Nonstandard analysis provides a rigorous foundation for carrying out mathematical analysis with the aid of infinitesimal numbers and other structures that appear in so-called saturated models of the real numbers. This course introduces nonstandard analysis using concepts and examples from statistics and probability. Topics include: extension, transfer, and saturation; infinitesimal and infinite numbers; hyperfinite sets and measures; hyperfinite models of stochastic processes; nonstandard Bayesian decision theory and connections to frequentism. Background in real analysis, probability theory, and statistics recommended. No background will be assumed in mathematical logic.
This course explores the replication of financial derivatives from the standpoint of investment banks ("sell-side") and the application of derivatives from the standpoint of pension funds, insurers, hedge funds, mutual funds and private equity funds ("buy-side").

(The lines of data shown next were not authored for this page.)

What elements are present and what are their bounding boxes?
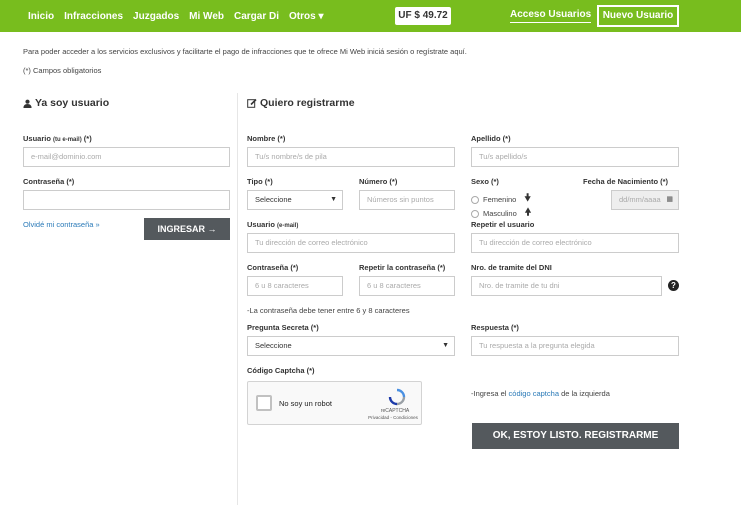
nav-juzgados[interactable]: Juzgados (133, 11, 179, 22)
nuevo-usuario-button[interactable]: Nuevo Usuario (597, 5, 679, 27)
register-usuario-label: Usuario (e-mail) (247, 220, 298, 229)
login-email-input[interactable]: e-mail@dominio.com (23, 147, 230, 167)
fecha-input[interactable]: dd/mm/aaaa ▦ (611, 190, 679, 210)
sexo-label: Sexo (*) (471, 177, 499, 186)
masculino-radio[interactable] (471, 209, 479, 218)
login-password-input[interactable] (23, 190, 230, 210)
uf-value-badge: UF $ 49.72 (395, 7, 451, 25)
tipo-select[interactable]: Seleccione ▼ (247, 190, 343, 210)
main-nav: Inicio Infracciones Juzgados Mi Web Carg… (28, 0, 333, 32)
pregunta-label: Pregunta Secreta (*) (247, 323, 319, 332)
repetir-password-input[interactable]: 6 u 8 caracteres (359, 276, 455, 296)
login-usuario-label-text: Usuario (23, 134, 51, 143)
masculino-text: Masculino (483, 209, 517, 218)
nav-otros-dropdown[interactable]: Otros ▾ (289, 11, 323, 22)
pregunta-select-value: Seleccione (255, 341, 292, 350)
forgot-password-link[interactable]: Olvidé mi contraseña » (23, 220, 100, 229)
ingresar-button[interactable]: INGRESAR → (144, 218, 230, 240)
respuesta-label: Respuesta (*) (471, 323, 519, 332)
login-password-label: Contraseña (*) (23, 177, 75, 186)
fecha-placeholder: dd/mm/aaaa (619, 195, 661, 204)
fecha-label: Fecha de Nacimiento (*) (583, 177, 669, 186)
login-usuario-sub: (tu e-mail) (53, 137, 82, 143)
intro-text: Para poder acceder a los servicios exclu… (23, 47, 467, 56)
column-divider (237, 93, 238, 505)
nav-mi-web[interactable]: Mi Web (189, 11, 224, 22)
captcha-hint-suffix: de la izquierda (561, 389, 610, 398)
edit-icon (247, 98, 257, 108)
captcha-hint: -Ingresa el código captcha de la izquier… (471, 389, 610, 398)
acceso-usuarios-link[interactable]: Acceso Usuarios (510, 9, 592, 23)
nombre-label: Nombre (*) (247, 134, 286, 143)
respuesta-input[interactable]: Tu respuesta a la pregunta elegida (471, 336, 679, 356)
login-heading: Ya soy usuario (23, 97, 109, 109)
numero-label: Número (*) (359, 177, 398, 186)
captcha-label: Código Captcha (*) (247, 366, 315, 375)
femenino-radio[interactable] (471, 195, 479, 204)
recaptcha-checkbox[interactable] (256, 395, 272, 411)
numero-input[interactable]: Números sin puntos (359, 190, 455, 210)
tramite-input[interactable]: Nro. de tramite de tu dni (471, 276, 662, 296)
nav-inicio[interactable]: Inicio (28, 11, 54, 22)
register-heading: Quiero registrarme (247, 97, 355, 109)
tipo-select-value: Seleccione (255, 195, 292, 204)
chevron-down-icon: ▼ (330, 196, 337, 203)
repetir-email-input[interactable]: Tu dirección de correo electrónico (471, 233, 679, 253)
login-usuario-label: Usuario (tu e-mail) (*) (23, 134, 92, 143)
apellido-label: Apellido (*) (471, 134, 511, 143)
repetir-usuario-label: Repetir el usuario (471, 220, 535, 229)
nav-infracciones[interactable]: Infracciones (64, 11, 123, 22)
nav-cargar-di[interactable]: Cargar Di (234, 11, 279, 22)
recaptcha-text: No soy un robot (279, 399, 332, 408)
register-email-input[interactable]: Tu dirección de correo electrónico (247, 233, 455, 253)
tramite-label: Nro. de tramite del DNI (471, 263, 552, 272)
register-password-input[interactable]: 6 u 8 caracteres (247, 276, 343, 296)
captcha-hint-link[interactable]: código captcha (509, 389, 559, 398)
user-icon (23, 99, 32, 108)
password-hint: -La contraseña debe tener entre 6 y 8 ca… (247, 306, 410, 315)
nombre-input[interactable]: Tu/s nombre/s de pila (247, 147, 455, 167)
repetir-password-label: Repetir la contraseña (*) (359, 263, 446, 272)
login-usuario-req: (*) (83, 134, 92, 143)
recaptcha-widget: No soy un robot reCAPTCHA Privacidad - C… (247, 381, 422, 425)
registrarme-button[interactable]: OK, ESTOY LISTO. REGISTRARME (472, 423, 679, 449)
tipo-label: Tipo (*) (247, 177, 273, 186)
login-heading-text: Ya soy usuario (35, 97, 110, 109)
recaptcha-logo-icon (388, 388, 406, 406)
register-heading-text: Quiero registrarme (260, 97, 355, 109)
required-note: (*) Campos obligatorios (23, 66, 102, 75)
pregunta-select[interactable]: Seleccione ▼ (247, 336, 455, 356)
register-usuario-sub: (e-mail) (277, 223, 299, 229)
calendar-icon[interactable]: ▦ (666, 191, 673, 209)
captcha-hint-prefix: -Ingresa el (471, 389, 507, 398)
recaptcha-terms[interactable]: Privacidad - Condiciones (364, 415, 422, 420)
femenino-text: Femenino (483, 195, 517, 204)
chevron-down-icon: ▼ (442, 342, 449, 349)
help-icon[interactable]: ? (668, 280, 679, 291)
recaptcha-brand: reCAPTCHA (380, 408, 410, 414)
top-navbar: Inicio Infracciones Juzgados Mi Web Carg… (0, 0, 741, 32)
apellido-input[interactable]: Tu/s apellido/s (471, 147, 679, 167)
register-usuario-label-text: Usuario (247, 220, 275, 229)
register-password-label: Contraseña (*) (247, 263, 299, 272)
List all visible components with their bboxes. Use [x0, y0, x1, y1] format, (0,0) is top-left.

The course is structured into three components: 1. The first module analyses how trading and structuring desks at investment banks use vanilla options to create bespoke payouts for institutional investors, corporates, and retail investors. 2. The second module examines how the buy-side uses derivatives for: Hedging: e.g., protecting traditional balanced portfolios, managing currency risk; Outperforming benchmarks: currency and equity overlay; Expressing "macro" views on equity indices, rates, currencies, and commodities; Expressing "micro" views on sectors and single stocks; And addresses why investor preferences give rise to risk premia, and how derivatives can be structured to take advantage of persistent behavioural biases in the market. 3. The third module synthesizes the key learnings from 1. and 2. into case studies.
Information geometry is the geometric study of statistical manifolds which are spaces of probability or nonnegative measures. This course is an introduction to information geometry and some of its recent developments. Mathematical prerequisites such as di erential geometry and convex analysis will be introduced as needed.